Democratic U.S. Senate candidate Mike Espy participated in a video conference Friday on racial equality in rural communities hosted by the campaign of Joe Biden, the Democratic nominee for president.
Espy, who is challenging incumbent Republican U.S. Sen. Cindy Hyde-Smith in the November general election, said one reason he is supporting Biden is because of the Democratic nominee’s plan to help people of color in rural America.
“I believe he is going to be president not only because he is capable, but also because he has empathy,” said Espy, who endorsed Biden when the former vice president visited the state earlier this year.
Black farmers and rural landowners have struggled, Espy said during the conference, because of generations of a lack support from the United States Department of Agriculture to garner access to capital and credit.
Espy, who was the first African American secretary of agriculture in the nation’s history, said he worked to change the agency to make it more responsive to minority farmers, but he added there is more work to do. Biden has a plan and a willingness to correct those injustices, Espy said.
The video conference comes as the Espy campaign, running as the underdog, signals it will make a more aggressive effort than most Democrats running statewide to appeal to Black Mississippians and progressives.
Often in Mississippi, Democrats running statewide have tried to distance themselves from national Democratic candidates. Espy did not shy away from his support of Biden on Friday.
“I know Joe Biden has the capacity, the empathy, the experience and the knowledge to return this nation to some sense of normalcy,” Espy said on the video conference. “That is what we need.”
Expanding rural broadband, which Espy called a necessity, is also a key part of the Biden plan, Espy said.
The event was hosted by Mississippi native Trey Baker, who is Biden’s national director for African American engagement. Baker, who previously was on the staff of U.S. Rep. Bennie Thompson, the state’s lone congressional Democrat, was the city manager in his hometown of Grenada when he joined the Biden campaign.
He praised Espy and said he would be casting an absentee vote for him in November.
“This race is winnable because we have more Black citizens (about 37 percent of the total population) than any state in the nation,” Espy told Baker. “It is winnable because we know Mississippi is changing.”
He cited the recent, historic decision of the state Legislature to replace the 126-year-old state flag, which incorporated the Confederate battle emblem in its design, as proof of that change.

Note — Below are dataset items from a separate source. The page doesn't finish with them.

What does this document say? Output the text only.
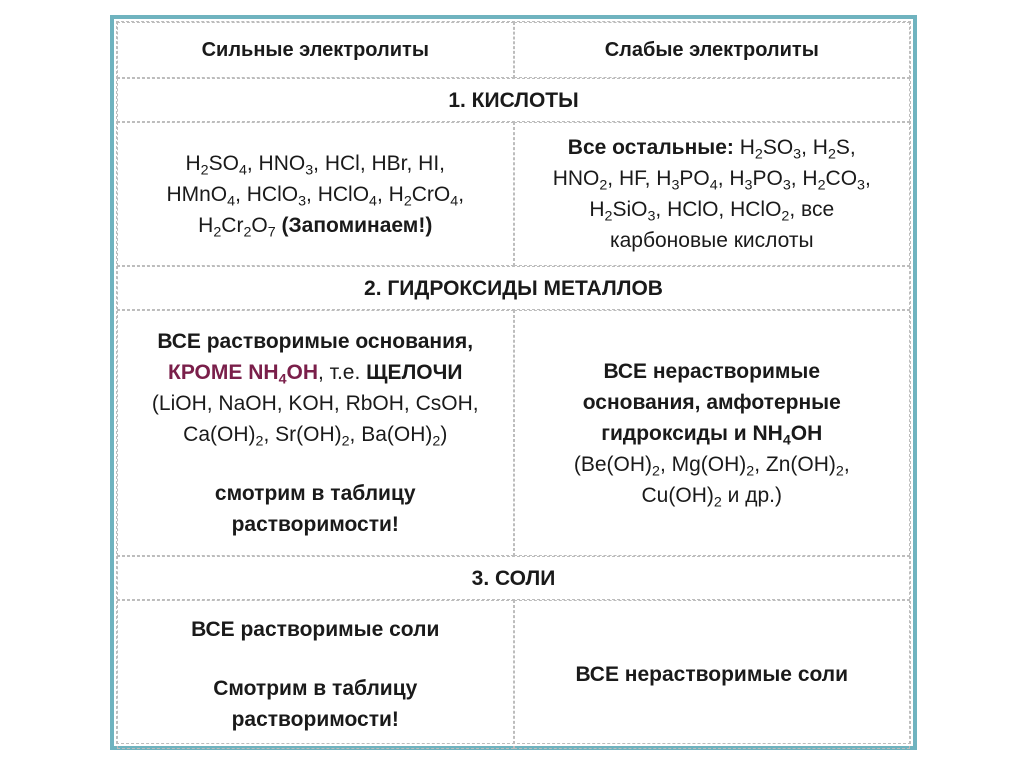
Сильные электролиты	Слабые электролиты
1. КИСЛОТЫ
$H_2SO_4$, $HNO_3$, HCl, HBr, HI,
HMnO$_4$, HClO$_3$, HClO$_4$, $H_2CrO_4$,
$H_2Cr_2O_7$ (Запоминаем!)
Все остальные: $H_2SO_3$, $H_2S$,
$HNO_2$, HF, $H_3PO_4$, $H_3PO_3$, $H_2CO_3$,
$H_2SiO_3$, HClO, HClO$_2$, все
карбоновые кислоты
2. ГИДРОКСИДЫ МЕТАЛЛОВ
ВСЕ растворимые основания,
КРОМЕ $NH_4OH$, т.е. ЩЕЛОЧИ
(LiOH, NaOH, KOH, RbOH, CsOH,
$Ca(OH)_2$, $Sr(OH)_2$, $Ba(OH)_2$)
смотрим в таблицу
растворимости!
ВСЕ нерастворимые
основания, амфотерные
гидроксиды и $NH_4OH$
($Be(OH)_2$, $Mg(OH)_2$, $Zn(OH)_2$,
$Cu(OH)_2$ и др.)
3. СОЛИ
ВСЕ растворимые соли
Смотрим в таблицу
растворимости!
ВСЕ нерастворимые соли
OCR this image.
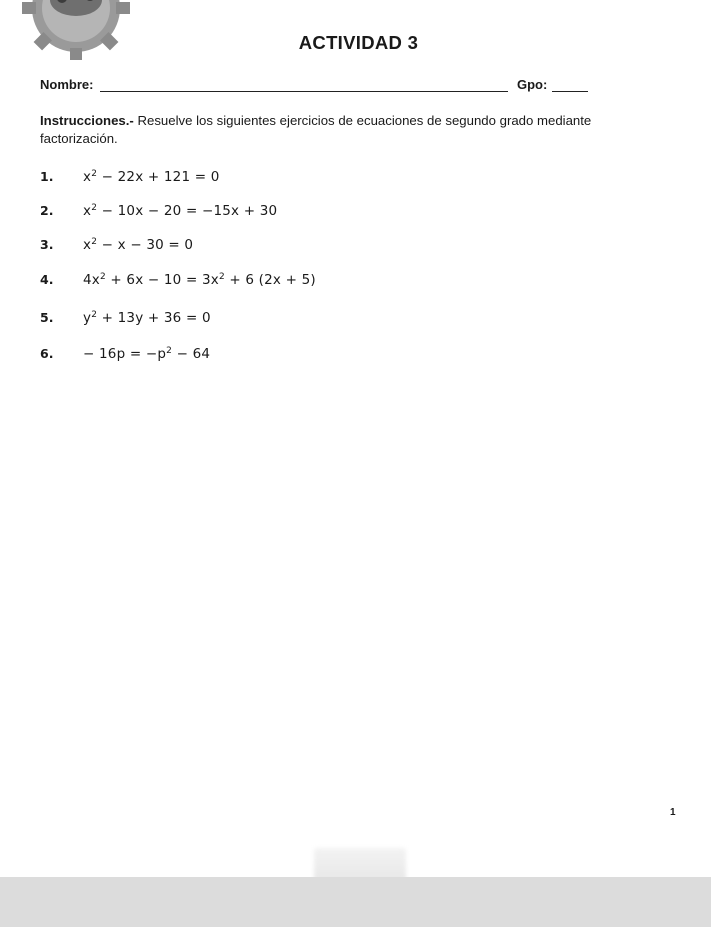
ACTIVIDAD 3
Nombre:	Gpo:
Instrucciones.- Resuelve los siguientes ejercicios de ecuaciones de segundo grado mediante factorización.
1. $x^2 - 22x + 121 = 0$
2. $x^2 - 10x - 20 = -15x + 30$
3. $x^2 - x - 30 = 0$
4. $4x^2 + 6x - 10 = 3x^2 + 6$ (2x + 5)
5. $y^2 + 13y + 36 = 0$
6. − $16p = -p^2 - 64$
1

In 1986, Espy was elected as the state’s first Black U.S. House member since the 1800s. And after winning the presidency in 1992, Bill Clinton tabbed Espy as the nation’s first African American secretary of agriculture.
Espy said his experience as secretary of agriculture and of representing the second congressional district, which includes much of the state’s farmland, positions him to make a difference for the state’s rural community.
Hyde-Smith, who is the state’s first woman elected to Congress, served as the state’s commissioner of agriculture before being selected by former Gov. Phil Bryant to replace the retiring U.S. Sen. Thad Cochran in the spring of 2018. She defeated Espy by eight points in the November special election for the right to finish out the remainder of Cochran’s term.
Hyde-Smith and Espy are now running for the new, full six-year term.